The INformation : New Security Breaches at Anthropic and OpenAI Proved Mark Zuck

New Security Breaches at Anthropic and OpenAI Proved Mark Zuckerberg Right

Hours after Anthropic said it was investigating a report that users had gained unauthorized access to its ballyhooed Mythos model, OpenAI accidentally made a slate of its own unreleased models available on its Codex app.

The breaches are a reminder that Anthropic and OpenAI have plenty of their own cybersecurity issues even as they help other organizations fortify their systems for a new era of AI-powered cyberattacks.

Anthropic has gone to great lengths in recent weeks to stress that Mythos is capable of devastating cyberattacks, and that it was only making the model available to a select few companies and government agencies as a result.
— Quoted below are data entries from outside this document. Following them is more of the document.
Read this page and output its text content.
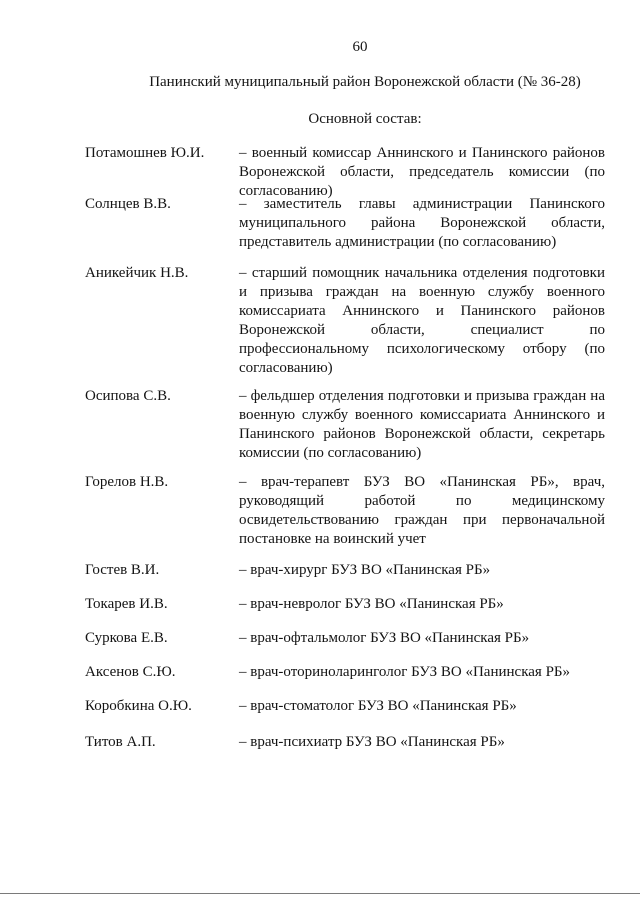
60
Панинский муниципальный район Воронежской области (№ 36-28)
Основной состав:
Потамошнев Ю.И.	– военный комиссар Аннинского и Панинского районов Воронежской области, председатель комиссии (по согласованию)
Солнцев В.В.	– заместитель главы администрации Панинского муниципального района Воронежской области, представитель администрации (по согласованию)
Аникейчик Н.В.	– старший помощник начальника отделения подготовки и призыва граждан на военную службу военного комиссариата Аннинского и Панинского районов Воронежской области, специалист по профессиональному психологическому отбору (по согласованию)
Осипова С.В.	– фельдшер отделения подготовки и призыва граждан на военную службу военного комиссариата Аннинского и Панинского районов Воронежской области, секретарь комиссии (по согласованию)
Горелов Н.В.	– врач-терапевт БУЗ ВО «Панинская РБ», врач, руководящий работой по медицинскому освидетельствованию граждан при первоначальной постановке на воинский учет
Гостев В.И.	– врач-хирург БУЗ ВО «Панинская РБ»
Токарев И.В.	– врач-невролог БУЗ ВО «Панинская РБ»
Суркова Е.В.	– врач-офтальмолог БУЗ ВО «Панинская РБ»
Аксенов С.Ю.	– врач-оториноларинголог БУЗ ВО «Панинская РБ»
Коробкина О.Ю.	– врач-стоматолог БУЗ ВО «Панинская РБ»
Титов А.П.	– врач-психиатр БУЗ ВО «Панинская РБ»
Even so, a group of unauthorized users had been accessing Mythos without Anthropic’s permission and sharing their findings in a Discord channel, Bloomberg reported Tuesday. Anthropic said in a statement that it was investigating the apparent leak, which it believes was made possible by software that made the model available to a third-party contractor.
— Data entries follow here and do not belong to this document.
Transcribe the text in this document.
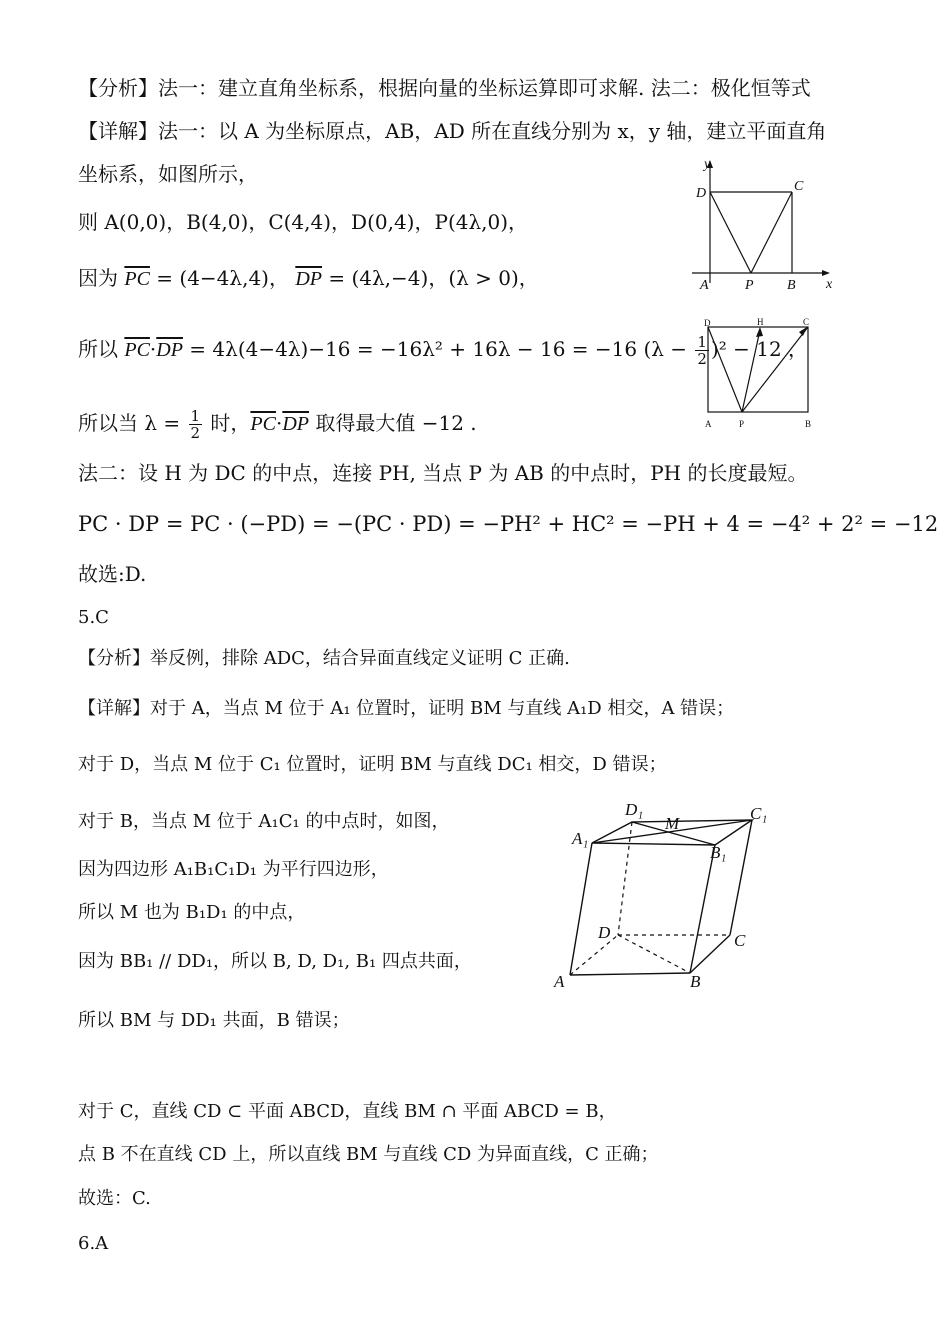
【分析】法一：建立直角坐标系，根据向量的坐标运算即可求解. 法二：极化恒等式
【详解】法一：以 A 为坐标原点，AB，AD 所在直线分别为 x，y 轴，建立平面直角
坐标系，如图所示，
则 A(0,0)，B(4,0)，C(4,4)，D(0,4)，P(4λ,0)，
因为 $\overline{PC} = (4-4\lambda,4)$， $\overline{DP} = (4\lambda,-4)$，(λ > 0)，
所以 $\overline{PC}\cdot\overline{DP} = 4\lambda(4-4\lambda)-16 = -16\lambda^2 + 16\lambda - 16 = -16$ $(\lambda - \frac{1}{2} )^2 - 12$ ，
所以当 $\lambda = \frac{1}{2}$ 时，$\overline{PC}\cdot\overline{DP}$ 取得最大值 −12 .
法二：设 H 为 DC 的中点，连接 PH, 当点 P 为 AB 的中点时，PH 的长度最短。
PC · DP = PC · (−PD) = −(PC · PD) = −PH² + HC² = −PH + 4 = −4² + 2² = −12
故选:D.
5.C
【分析】举反例，排除 ADC，结合异面直线定义证明 C 正确.
【详解】对于 A，当点 M 位于 A₁ 位置时，证明 BM 与直线 A₁D 相交，A 错误；
对于 D，当点 M 位于 C₁ 位置时，证明 BM 与直线 DC₁ 相交，D 错误；
对于 B，当点 M 位于 A₁C₁ 的中点时，如图，
因为四边形 A₁B₁C₁D₁ 为平行四边形，
所以 M 也为 B₁D₁ 的中点，
因为 BB₁ // DD₁，所以 B, D, D₁, B₁ 四点共面，
所以 BM 与 DD₁ 共面，B 错误；
对于 C，直线 CD ⊂ 平面 ABCD，直线 BM ∩ 平面 ABCD = B，
点 B 不在直线 CD 上，所以直线 BM 与直线 CD 为异面直线，C 正确；
故选：C.
6.A
y
x
D	C
A	P B
D	H	C
A	P	B
D₁
M
C₁
A₁
B₁
D	C
A	B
The OpenAI leak included models named GPT-5.5, arcanine, glacier-alpha and Heisenberg, the last of which was labeled “latest frontier life science research model,” according to a screen recording a Codex user posted online. A person with direct knowledge said the leak was a significant lapse.

“Last night, for less than 20 minutes, a very small number of Codex users were able to access a limited set of non-public models due to a temporary configuration error,” said a spokesperson for OpenAI in a statement. “We quickly remediated the issue, conducted a full investigation and found no evidence of malicious or concerning use during this period. No internal systems or source code were accessed.”
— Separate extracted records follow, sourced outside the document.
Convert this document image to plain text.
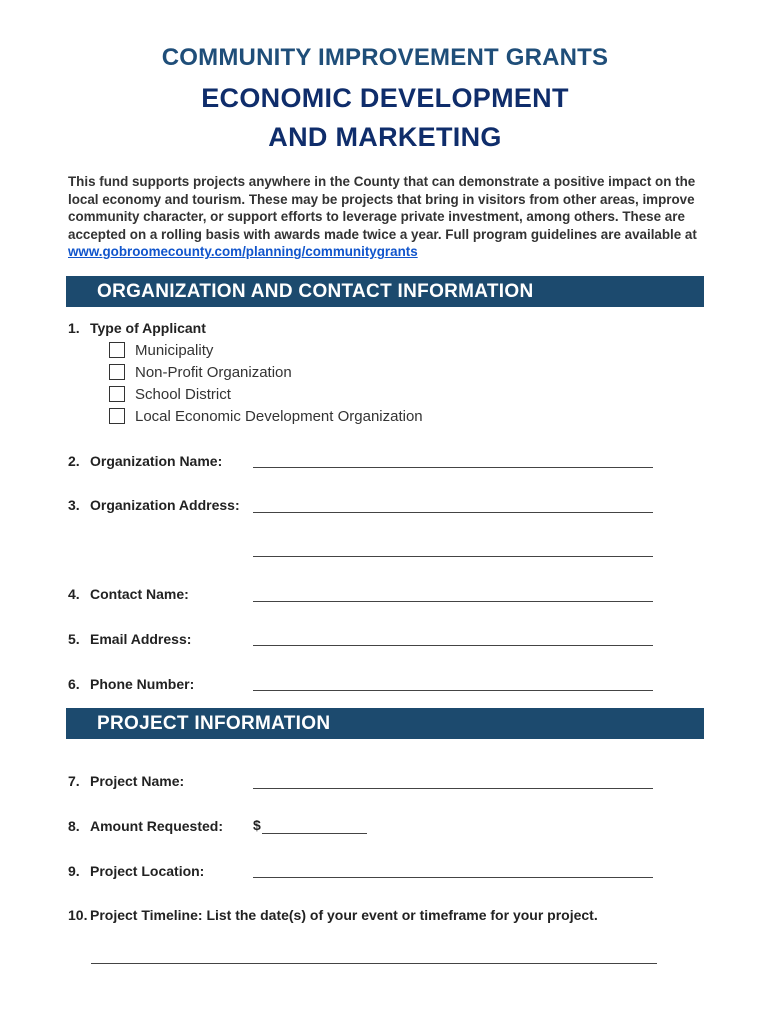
COMMUNITY IMPROVEMENT GRANTS
ECONOMIC DEVELOPMENT
AND MARKETING
This fund supports projects anywhere in the County that can demonstrate a positive impact on the local economy and tourism. These may be projects that bring in visitors from other areas, improve community character, or support efforts to leverage private investment, among others. These are accepted on a rolling basis with awards made twice a year. Full program guidelines are available at www.gobroomecounty.com/planning/communitygrants
ORGANIZATION AND CONTACT INFORMATION
1. Type of Applicant
Municipality
Non-Profit Organization
School District
Local Economic Development Organization
2. Organization Name:
3. Organization Address:
4. Contact Name:
5. Email Address:
6. Phone Number:
PROJECT INFORMATION
7. Project Name:
8. Amount Requested: $
9. Project Location:
10. Project Timeline: List the date(s) of your event or timeframe for your project.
Security experts say a leak like the Mythos one was all but inevitable. They’re now warning that defenders should assume Mythos—or similarly capable models—will be available to hackers imminently and should start to prepare their cyber defenses accordingly.

“Most of us believed that it was only a matter of time before we had to confront this new reality, whether it was unauthorized access or the models becoming part of the public domain,” said Andrew Rubin, CEO of cybersecurity startup Illumio.

Rubin’s company has been testing OpenAI’s forthcoming cybersecurity model, GPT-5.4-Cyber, which OpenAI also has declined to release publicly to give defenders time to prepare for the types of attacks it could facilitate. He said defenders are still figuring out how to respond to the growing AI security threat, but in the meantime companies should focus on segmenting their IT systems so that if hackers breach one part they can’t easily get into others.

“Whether it’s models from Anthropic, OpenAI, or other firms not located in the U.S., models are going to keep getting much better than the human brain has been at finding vulnerabilities, and that’s not going to slow down,” Rubin said. “I don’t think anybody really has an answer for what the operating model should look like in this new world.”

Part of the urgency from cybersecurity experts is that, even without cutting edge models like Mythos, existing models are already extremely good at sophisticated cyberattacks. A rash of hacks and breaches have hit companies including Mercor, Vercel, and the open source project Axios in recent weeks, which researchers suspect have been fueled by AI models.

“Those of us who pay attention to incident response have noticed an extreme pace of offensive operations in recent months,” said Alex Stamos, a Stanford cybersecurity researcher who previously served as Facebook’s chief security officer and is now an executive at coding security startup Corridor. “It's hard to tell whether this is because of AI or a coincidence, but it’s very possible we’re already seeing the effects of AI on hacking.”

Tech executives have long warned of this. In a 2024 essay, Mark Zuckerberg used the poor state of security in the AI industry to argue in favor of open-source AI models that anyone can download. “Some people argue that we must close our models to prevent China from gaining access to them, but my view is that this will not work and will only disadvantage the U.S. and its allies,” he wrote. “Our adversaries are great at espionage, stealing models that fit on a thumb drive is relatively easy, and most tech companies are far from operating in a way that would make this more difficult.” Those comments look mighty prescient now.

Buck Shlegeris, CEO of Redwood Research, which studies cybersecurity approaches for containing AI models, said it is reasonable to think that hackers have already stolen the list of security vulnerabilities that Anthropic found using Mythos.

“Anthropic is currently not robust to high-effort security threats,” he said on The Information’s TITV this week. “I kind of have the attitude that if you aren’t going to be able to secure your model, or dangerous vulnerabilities found by your model, I kind of think you should not train the model in the first place.”

Anthropic upgraded its cybersecurity when it released Claude Opus 4 last May. The cyber measures included access controls and monitoring for the use of its models by outside parties, but Anthropic noted that it was not prepared to defend against sophisticated insiders or nation-state attackers. In February, the company said it was working on a “large, wide-reaching effort” to harden its internal systems, which it aimed to complete by July of next year.

Going forward, we’re willing to bet that Anthropic won’t repeat its apparent mistake in giving dozens of outside partners access to a powerful, unreleased model the same way again. If only to make nation-state attackers that want the model work a little harder!